Darcy looked down, hoping he wouldn’t detect her white lie. She couldn’t
tell him the truth. That she and Sam had been looking for evidence of a
magic gateway to a dark and horrific world. That she’d suspected the trail
as being where Colin disappeared. She would be strapped to a stretcher like
Colin, only she’d be headed for the loony bin to have her head examined.
The officer scribbled some notes on his pad of paper. “Tell me again
exactly what happened. You were hiking down the path, and then . . .” He
raised his eyebrows.
Darcy took a deep breath and spoke in a slow monotone. They’d already
told the whole thing to the paramedics and the fire department officials.
“Sam noticed a body lying on the trail, so we ran to it, and it was Colin—”
“And you recognized him because you’re friends with him?”

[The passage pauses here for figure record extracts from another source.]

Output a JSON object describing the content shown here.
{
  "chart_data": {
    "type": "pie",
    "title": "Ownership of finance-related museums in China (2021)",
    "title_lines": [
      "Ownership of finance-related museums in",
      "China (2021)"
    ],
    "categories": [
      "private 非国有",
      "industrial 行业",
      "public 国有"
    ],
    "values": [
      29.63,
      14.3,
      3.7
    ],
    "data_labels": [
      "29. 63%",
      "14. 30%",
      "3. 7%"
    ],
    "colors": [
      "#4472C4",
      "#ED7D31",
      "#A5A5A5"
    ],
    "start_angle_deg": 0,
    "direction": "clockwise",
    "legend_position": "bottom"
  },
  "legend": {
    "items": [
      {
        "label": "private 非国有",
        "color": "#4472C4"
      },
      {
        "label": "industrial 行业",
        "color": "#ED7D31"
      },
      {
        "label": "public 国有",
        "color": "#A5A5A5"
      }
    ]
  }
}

Darcy hesitated. “Not—not exactly . . . but we know him.”
The officer’s pencil scratched the paper. “Continue.”
“I checked to see if he was breathing, and I felt his pulse—”
“And he was breathing when you found him, correct?”
“Yes.” Darcy was annoyed. “I already told the paramedics. He didn’t stop
breathing until just before you arrived. The camp medic performed CPR.”
“Sergeant!” Another officer climbed out of a squad car and waved his
arms at a middle-aged policeman with a handlebar mustache. “We reached
the parents. We have them on the phone.”
“I’ll take it in the truck,” the sergeant said in a thick “Yooper” accent, as
it was called in the Upper Peninsula of Michigan. “Let’s wrap this up,
boys!” He waved his hand in a rolling motion and climbed into a massive
police SUV as the other officer handed him the cell phone.